The Land Beneath Us (Sunrise at Normandy #3) - Sarah Sundin Page 0,85

A sad-faced curly-haired girl sat on a bench with her tiny arms around two dark-haired babies. “Oh my.”

She’d never seen a picture of them. “May I? Is it too much to ask?”

“Very well. You may have it.”

Leah held the picture before blurry eyes. This might be the only glimpse she’d ever have of her sisters.

“Miss Stratford?” A young woman in a white apron leaned into the office, hair askew. “It’s that Yardley boy again. He’s throwing dishes in the dining room.”

“That barbarian. Belongs in a mental asylum.” Miss Stratford bolted from her desk. “Pardon me, Mrs. Paxton.”

What a horrible woman to have in charge of an orphanage. Leah stared after her, then at the empty doorway, then at the manila folder.

Her hand stretched out.

A voice screeched in her head. Thief! Thief! Rotten little thief!

The voice lied. These were her sisters. Taking what belonged to her wasn’t stealing.

She slid the folder close.

On the first page: “Three girls: Thalia Karahalios, Calliope Karahalios, Polyhymnia Karahalios.”

She almost laughed. She’d been right about their names!

At the bottom of the page . . . “Thalia Karahalios adopted by Mr. and Mrs. Norman Jones, November 20, 1929.”

On the next line . . . “Calliope and Polyhymnia Karahalios adopted by Mr. and Mrs. Hobart Scholz, November 26, 1929.” With an address!

Leah memorized it and glanced to the door. A ruckus toward the back of the building assured her Miss Stratford wouldn’t return for a while.

She pulled her pen from her purse and wrote her sisters’ information on the paper she was allowed to take. Then she reassembled the folder.

A notepad sat on the desk, and Leah wrote a note, thanking Miss Stratford for the papers, the photograph, and the pieces to her past.

Leah tucked her papers into her purse. She had so much more than pieces.

39

POINTE DU HOC

Clay ran down the exit road with two Rangers from another company, the only men he’d found at the assembly point. Either Gene and his friends had already proceeded, or they were—no, he wouldn’t think of that.

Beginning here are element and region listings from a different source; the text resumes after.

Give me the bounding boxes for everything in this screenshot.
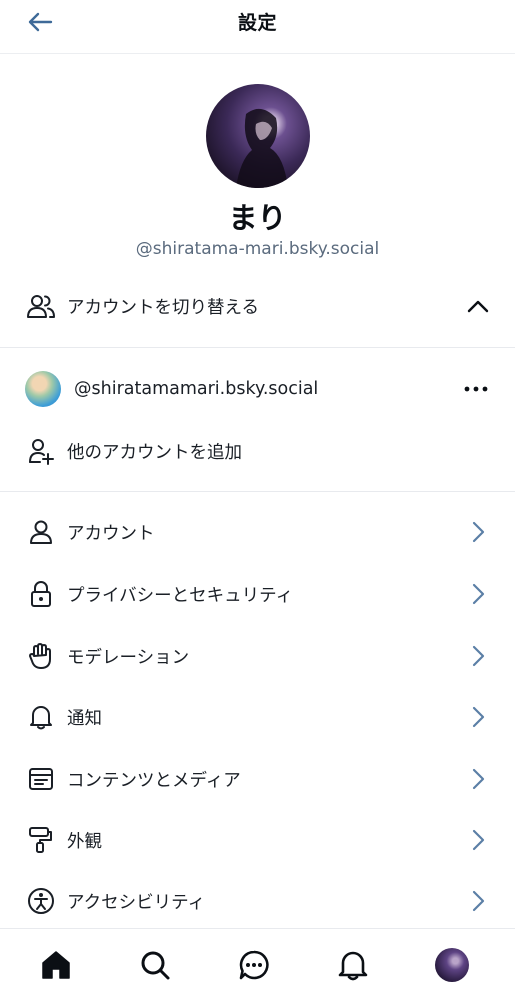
accessibility-icon — [26, 886, 56, 916]
person-icon — [26, 517, 56, 547]
account-item[interactable]: @shiratamamari.bsky.social — [0, 369, 515, 409]
menu-item-moderation[interactable]: モデレーション — [0, 636, 515, 676]
chevron-right-icon — [465, 827, 491, 853]
menu-item-account[interactable]: アカウント — [0, 512, 515, 552]
chevron-right-icon — [465, 766, 491, 792]
profile-section: まり @shiratama-mari.bsky.social — [0, 84, 515, 260]
account-handle: @shiratamamari.bsky.social — [74, 379, 319, 399]
divider — [0, 491, 515, 492]
switch-account-label: アカウントを切り替える — [67, 297, 259, 318]
person-add-icon — [26, 436, 56, 466]
tab-chat[interactable] — [234, 945, 274, 985]
switch-account-toggle[interactable]: アカウントを切り替える — [0, 286, 515, 326]
menu-item-label: アクセシビリティ — [67, 892, 206, 913]
menu-item-label: コンテンツとメディア — [67, 770, 241, 791]
menu-item-notifications[interactable]: 通知 — [0, 697, 515, 737]
chevron-right-icon — [465, 643, 491, 669]
lock-icon — [26, 579, 56, 609]
menu-item-appearance[interactable]: 外観 — [0, 820, 515, 860]
menu-item-label: 通知 — [67, 708, 102, 729]
chevron-right-icon — [465, 581, 491, 607]
display-name: まり — [228, 201, 287, 235]
menu-item-label: プライバシーとセキュリティ — [67, 585, 294, 606]
divider — [0, 347, 515, 348]
people-icon — [26, 291, 56, 321]
menu-item-content-media[interactable]: コンテンツとメディア — [0, 759, 515, 799]
bell-icon — [26, 702, 56, 732]
account-avatar — [25, 371, 61, 407]
chevron-right-icon — [465, 704, 491, 730]
menu-item-label: モデレーション — [67, 647, 190, 668]
tab-profile[interactable] — [432, 945, 472, 985]
tab-home[interactable] — [36, 945, 76, 985]
chevron-right-icon — [465, 888, 491, 914]
chevron-up-icon — [465, 293, 491, 319]
search-icon — [141, 951, 170, 980]
menu-item-privacy-security[interactable]: プライバシーとセキュリティ — [0, 574, 515, 614]
hand-icon — [26, 641, 56, 671]
header: 設定 — [0, 0, 515, 54]
chevron-right-icon — [465, 519, 491, 545]
menu-item-accessibility[interactable]: アクセシビリティ — [0, 881, 515, 921]
bell-icon — [338, 951, 368, 981]
menu-item-label: 外観 — [67, 831, 102, 852]
more-options-icon[interactable] — [463, 376, 489, 402]
page-title: 設定 — [237, 12, 277, 34]
tab-notifications[interactable] — [333, 945, 373, 985]
tab-search[interactable] — [135, 945, 175, 985]
window-icon — [26, 764, 56, 794]
home-icon — [42, 951, 70, 979]
add-account-label: 他のアカウントを追加 — [67, 442, 242, 463]
profile-handle: @shiratama-mari.bsky.social — [135, 239, 380, 259]
bottom-tab-bar — [0, 928, 515, 1000]
add-account-button[interactable]: 他のアカウントを追加 — [0, 431, 515, 471]
profile-avatar — [435, 948, 469, 982]
avatar[interactable] — [205, 84, 310, 188]
paint-roller-icon — [26, 825, 56, 855]
menu-item-label: アカウント — [67, 523, 155, 544]
chat-icon — [239, 950, 269, 980]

Booms of artillery fell behind him, closer and closer. Might be German artillery or it might be the US Navy, unaware that the Rangers were already so far inland. Didn’t matter where it came from. It only mattered that he needed to run.

His breath came in hard puffs, and Lyons’s Browning Automatic Rifle bumped against his back.

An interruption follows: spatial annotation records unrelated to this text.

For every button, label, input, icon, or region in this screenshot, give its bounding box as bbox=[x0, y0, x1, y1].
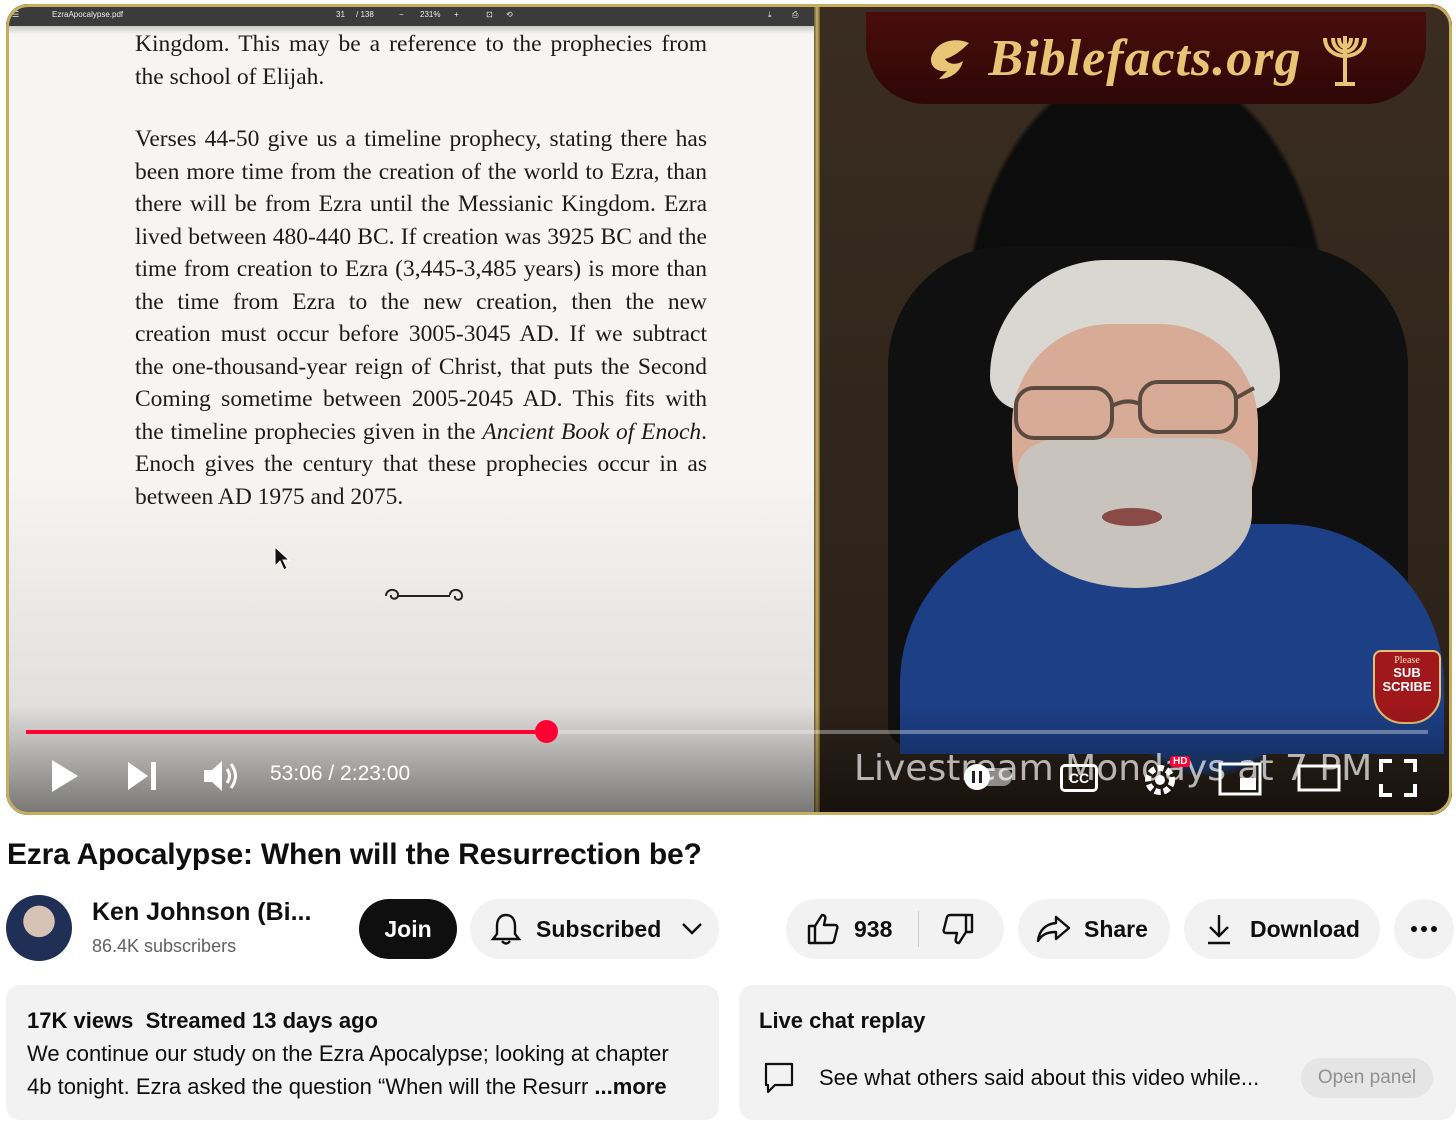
channel-avatar[interactable] bbox=[6, 895, 72, 961]
theater-mode-icon[interactable] bbox=[1296, 762, 1342, 794]
share-label: Share bbox=[1084, 915, 1148, 942]
show-more-link[interactable]: ...more bbox=[594, 1074, 666, 1099]
dove-icon bbox=[930, 40, 969, 79]
pdf-text-run: Verses 44-50 give us a timeline prophecy… bbox=[135, 126, 707, 445]
play-icon[interactable] bbox=[46, 756, 82, 796]
download-icon bbox=[1208, 915, 1230, 945]
channel-name[interactable]: Ken Johnson (Bi... bbox=[92, 898, 311, 927]
like-icon[interactable] bbox=[806, 912, 840, 946]
presenter-head bbox=[990, 260, 1280, 590]
progress-scrubber[interactable] bbox=[535, 720, 559, 743]
pdf-toolbar: ☰ EzraApocalypse.pdf 31 / 138 − 231% + ⊡… bbox=[6, 4, 814, 26]
description-line-truncated: 4b tonight. Ezra asked the question “Whe… bbox=[27, 1074, 667, 1100]
like-dislike-group: 938 bbox=[786, 899, 1004, 959]
captions-button[interactable]: CC bbox=[1060, 764, 1098, 792]
share-icon bbox=[1036, 915, 1071, 943]
channel-banner: Biblefacts.org bbox=[866, 12, 1426, 104]
share-button[interactable]: Share bbox=[1018, 899, 1170, 959]
subscribed-label: Subscribed bbox=[536, 915, 662, 942]
download-button[interactable]: Download bbox=[1184, 899, 1380, 959]
glasses-icon bbox=[1014, 380, 1255, 440]
autoplay-toggle-icon[interactable] bbox=[962, 762, 1014, 792]
video-title: Ezra Apocalypse: When will the Resurrect… bbox=[7, 838, 702, 871]
chat-icon bbox=[764, 1062, 794, 1094]
description-text: 4b tonight. Ezra asked the question “Whe… bbox=[27, 1074, 589, 1099]
pdf-viewer-frame: ☰ EzraApocalypse.pdf 31 / 138 − 231% + ⊡… bbox=[6, 4, 814, 815]
more-actions-button[interactable] bbox=[1394, 899, 1454, 959]
chevron-down-icon bbox=[682, 923, 703, 935]
progress-played bbox=[26, 730, 547, 734]
chat-prompt-text: See what others said about this video wh… bbox=[819, 1065, 1260, 1090]
time-display: 53:06 / 2:23:00 bbox=[270, 762, 411, 785]
zoom-out-icon[interactable]: − bbox=[399, 10, 404, 19]
pdf-filename: EzraApocalypse.pdf bbox=[52, 10, 124, 19]
next-icon[interactable] bbox=[124, 758, 160, 794]
presenter-mouth bbox=[1102, 508, 1162, 526]
fit-page-icon[interactable]: ⊡ bbox=[486, 10, 493, 19]
ornament-divider-icon bbox=[385, 588, 464, 601]
zoom-in-icon[interactable]: + bbox=[454, 10, 459, 19]
open-panel-button[interactable]: Open panel bbox=[1301, 1058, 1433, 1098]
pdf-paragraph: Verses 44-50 give us a timeline prophecy… bbox=[135, 123, 707, 513]
print-icon[interactable]: ⎙ bbox=[792, 10, 798, 20]
pdf-book-title: Ancient Book of Enoch bbox=[482, 418, 702, 445]
pdf-page-current[interactable]: 31 bbox=[336, 10, 345, 19]
mouse-cursor-icon bbox=[274, 546, 290, 571]
video-meta: 17K views Streamed 13 days ago bbox=[27, 1008, 378, 1033]
subscribe-badge-line: SCRIBE bbox=[1382, 679, 1432, 694]
menu-icon[interactable]: ☰ bbox=[12, 10, 19, 19]
volume-icon[interactable] bbox=[200, 756, 244, 796]
more-horizontal-icon bbox=[1411, 926, 1437, 932]
menorah-icon bbox=[1323, 36, 1368, 86]
pdf-download-icon[interactable]: ⤓ bbox=[768, 10, 772, 20]
pdf-page-total: / 138 bbox=[356, 10, 374, 19]
bell-icon bbox=[490, 913, 522, 945]
like-divider bbox=[918, 911, 920, 947]
pdf-paragraph: Kingdom. This may be a reference to the … bbox=[135, 31, 707, 90]
description-line: We continue our study on the Ezra Apocal… bbox=[27, 1041, 669, 1066]
description-box[interactable]: 17K views Streamed 13 days ago We contin… bbox=[6, 985, 719, 1120]
split-divider bbox=[814, 4, 820, 815]
subscribed-button[interactable]: Subscribed bbox=[470, 899, 719, 959]
download-label: Download bbox=[1250, 915, 1360, 942]
pdf-zoom-level[interactable]: 231% bbox=[420, 10, 440, 19]
subscribe-badge-line: SUB bbox=[1393, 665, 1421, 680]
chat-title: Live chat replay bbox=[759, 1008, 926, 1033]
subscriber-count: 86.4K subscribers bbox=[92, 936, 237, 956]
fullscreen-icon[interactable] bbox=[1378, 758, 1418, 798]
miniplayer-icon[interactable] bbox=[1218, 762, 1262, 796]
video-player[interactable]: ☰ EzraApocalypse.pdf 31 / 138 − 231% + ⊡… bbox=[6, 4, 1452, 815]
progress-bar[interactable] bbox=[26, 720, 1428, 743]
hd-badge: HD bbox=[1170, 756, 1191, 767]
live-chat-replay-box: Live chat replay See what others said ab… bbox=[739, 985, 1456, 1120]
rotate-icon[interactable]: ⟲ bbox=[506, 10, 513, 19]
livestream-watermark: Livestream Mondays at 7 PM bbox=[854, 748, 1373, 789]
banner-text: Biblefacts.org bbox=[988, 29, 1302, 87]
dislike-icon[interactable] bbox=[941, 912, 975, 946]
join-button[interactable]: Join bbox=[359, 899, 457, 959]
join-label: Join bbox=[384, 915, 432, 942]
like-count[interactable]: 938 bbox=[854, 916, 892, 943]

Ruins of a farmhouse appeared, and Clay dropped to a squat. Jagged stone walls with broken windows, a collapsed roof, and shrubbery that could conceal the enemy.

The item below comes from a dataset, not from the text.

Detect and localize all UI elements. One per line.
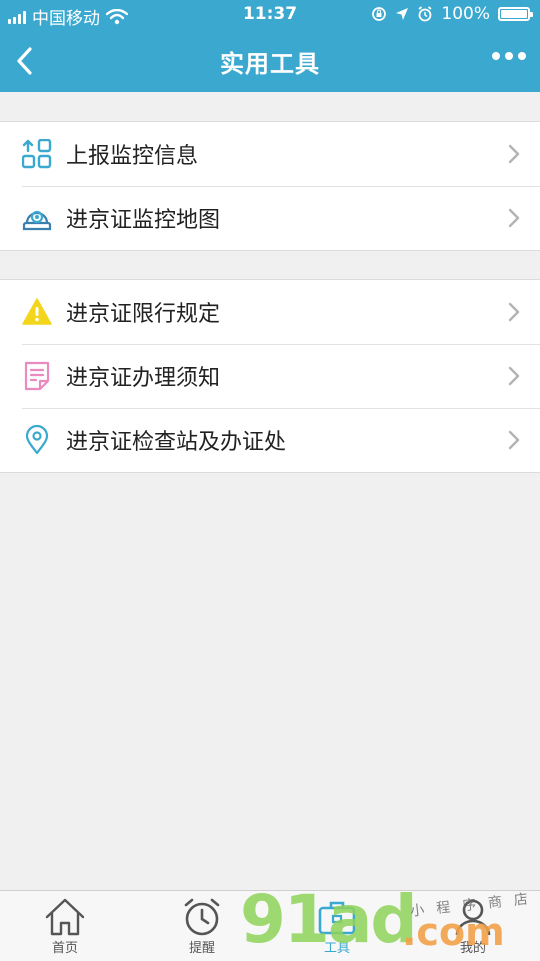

American voices called in the distance. Three Rangers ran past the farmhouse unmolested. They must have already cleared the buildings.

“Come on, men.” Clay ran in a zigzag path, his gaze sweeping the bushes and walls and windows.

On the far side of the house, he jumped into a trench, but it ended soon. Open field stretched ahead. Half a dozen Rangers ran across alone or in pairs, taking different paths, as they’d been trained.

Miller from the other company tilted his head to the left, and Clay nodded. He’d go to the right and he’d go first.

Up out of the trench, and his feet pounded over the grass. Fewer craters this far south to slow him down—or to hide in.

A machine gun rattled to his right—but far away. Small arms fire cracked to the left, and closer.

Someone lay splayed on the ground. Clay didn’t dare stop to help, but one glance told him it was too late. It was Ernie McKillop. And he was dead.

“Oh, Lord.” Clay groaned and ran harder. He was supposed to die today, so McKillop and Gene and Holman and Ruby could live.

He slid into the trench on the far side. According to his mental map, it would lead to the second objective, the coastal highway between Grandcamp-les-Bains and Vierville-sur-Mer.

American voices soothed his ears as he drew closer. He climbed out of the trench about twenty feet from the highway and yelled out the call sign so he wouldn’t get shot by his buddies.

“Paxton.” Lieutenant Taylor gave him a nod. “What’s the word?”

Clay scanned the group—Holman, Ruby, Brady, the other two men from the BAR squad, about a dozen others. Where was Gene? He fought off a sick feeling. “Holman and Brady probably told you. No gun in our emplacement, only a telephone pole.”

“Same at the other five positions.” Taylor gestured with his Tommy gun across the road. “Patrols are searching for them. Len Lomell saw tracks down there.”

“Good. I saw tracks heading south from our emplacement.”